Una conferma degli errori nelle decisioni politiche e della correttezza dell’intervento della commissione UE, può essere trovata nell’articolo pubblicato su questo sito il 10 maggio – Rapporto pubblicato da Consob -. Su tutti i dati analizzati ne emergeva uno di particolare rilevanza: il capitale investito sul mercato azionario italiano era equivalente al 38% del nostro PIL. Il più basso fra i principali paesi della UE e una piccola frazione del rapporto statunitense che era superiore al 200% e, guarda caso, quello è un paese dove è investita una parte significativa del risparmio italiano.
Se si continua a ritenere che il problema principale del nostro mercato sia la scarsità di emittenti e che la soluzione consista nel facilitarne l’ingresso riducendo i diritti degli investitori, si rischia di aggravare ulteriormente le criticità già esistenti.
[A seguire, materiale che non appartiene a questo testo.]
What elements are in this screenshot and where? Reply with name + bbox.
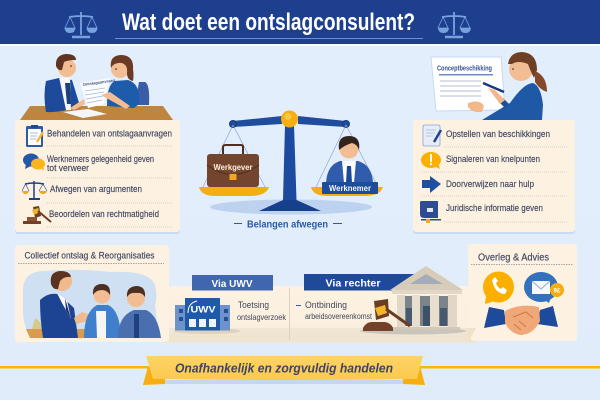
icon: warning bubble	[421, 152, 441, 169]
panel: left task list: tot verweer	[47, 163, 89, 174]
text: requests: Behandelen van ontslagaanvragen	[47, 128, 172, 140]
ribbon: via rechter	[304, 274, 418, 290]
icon: phone bubble	[483, 272, 514, 304]
illustration: consultant and client at desk: Ontslagaanvraag	[82, 77, 116, 87]
text: dissolution	[296, 300, 373, 321]
header bar	[0, 0, 600, 46]
illustration: balance scale	[199, 110, 383, 230]
icon: writing document	[423, 125, 441, 146]
icon: handshake	[484, 306, 558, 335]
icon: mail bubble: 9£	[554, 288, 561, 294]
ribbon: via rechter: Via rechter	[326, 278, 381, 290]
icon: courthouse	[360, 266, 466, 334]
icon: judge gavel	[363, 299, 410, 331]
text: review	[237, 300, 287, 322]
illustration: consultant and client at desk	[20, 54, 173, 120]
panel: collective dismissal	[15, 245, 169, 342]
text: review: ontslagverzoek	[237, 312, 287, 322]
text: referral: Doorverwijzen naar hulp	[446, 179, 534, 190]
text: weigh: Afwegen van argumenten	[50, 184, 142, 195]
icon: employee	[322, 136, 378, 194]
icon: UWV building	[174, 298, 240, 334]
central band: procedures	[165, 266, 477, 342]
banner: independent and careful: Onafhankelijk en zorgvuldig handelen	[175, 362, 393, 376]
text: review: Toetsing	[238, 300, 269, 310]
icon: briefcase: Werkgever	[214, 163, 252, 172]
text: signal: Signaleren van knelpunten	[446, 154, 540, 165]
icon: arrow	[422, 176, 441, 193]
icon: UWV building: UWV	[190, 304, 216, 314]
panel: consultation and advice	[466, 244, 577, 342]
title: Wat doet een ontslagconsulent?	[122, 9, 415, 36]
text: lawfulness: Beoordelen van rechtmatigheid	[49, 209, 159, 220]
ribbon: via UWV: Via UWV	[212, 279, 253, 290]
heading: collective dismissal: Collectief ontslag & Reorganisaties	[24, 250, 155, 262]
icon: right scales	[438, 12, 471, 37]
icon: gavel	[23, 206, 51, 224]
banner: independent and careful	[0, 356, 600, 385]
panel: right task list	[413, 120, 575, 234]
text: drafting: Opstellen van beschikkingen	[446, 129, 550, 140]
panel: left task list	[15, 120, 180, 234]
text: dissolution: arbeidsovereenkomst	[305, 312, 373, 321]
caption: weighing interests: Belangen afwegen	[247, 220, 328, 230]
icon: left scales	[64, 12, 98, 37]
text: hearing: Werknemers gelegenheid geven	[47, 154, 154, 165]
icon: law book	[420, 201, 441, 223]
icon: small scales	[22, 181, 47, 199]
ribbon: via UWV	[192, 275, 273, 290]
text: dissolution: Ontbinding	[305, 300, 347, 310]
heading: consultation: Overleg & Advies	[478, 252, 549, 264]
illustration: woman writing concept decision	[431, 52, 547, 120]
text: legal info: Juridische informatie geven	[446, 203, 543, 214]
icon: clipboard	[26, 125, 43, 147]
icon: briefcase	[207, 145, 259, 187]
illustration: woman writing concept decision: Conceptbeschikking	[437, 64, 492, 72]
illustration: three people talking	[23, 270, 161, 338]
icon: employee: Werknemer	[329, 184, 371, 193]
icon: speech bubbles	[23, 154, 45, 171]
Le conseguenze sono infatti facilmente intuibili:
- se il numero di emittenti aumenta mentre il capitale investito diminuisce, il valore medio delle azioni si riduce e le società con maggiore potenziale preferiranno quotarsi su mercati in grado di valorizzarle meglio, alimentando un circolo vizioso di depauperamento del nostro sistema finanziario;
- mercati percepiti come poco tutelanti per gli investitori, diventano terreno fertile per emittenti opportunisti, che, con vari giochetti, si riappropriano dei titoli collocati, riconoscendo un valore più basso di quanto incassato al collocamento, o peggio, con una fusione in società non quotata;
- gli investitori, ormai sfiduciati, si allontanano dal mercato domestico e si orientano verso quello statunitense, che non solo attrae i nostri risparmi, ma spesso li impiega per acquisire le nostre aziende più promettenti, per poi delocalizzarne la produzione all’estero.
I territori viscidi e pericolosi sono praticabili da specialisti dotati delle caratteristiche indispensabili per proteggersi dalle insidie, che non sarebbero gestibili da chi ne fosse sprovvisto. Quando si aspira ad una presenza di massa, si dovrebbero predisporre contesti confortevoli che facciano sentire tutti sicuri e protetti. Fare affidamento sugli affabulatori per attrarre gli investitori, nel breve termine permette di far cadere in errore i più ingenui, ma nel medio periodo si generano i risultati che caratterizzano il nostro mercato finanziario. Chi continua a credere che con qualche dichiarazione si possano ottenere flussi di capitale durevoli, sarà travolto da un declino che avrà contribuito a determinare.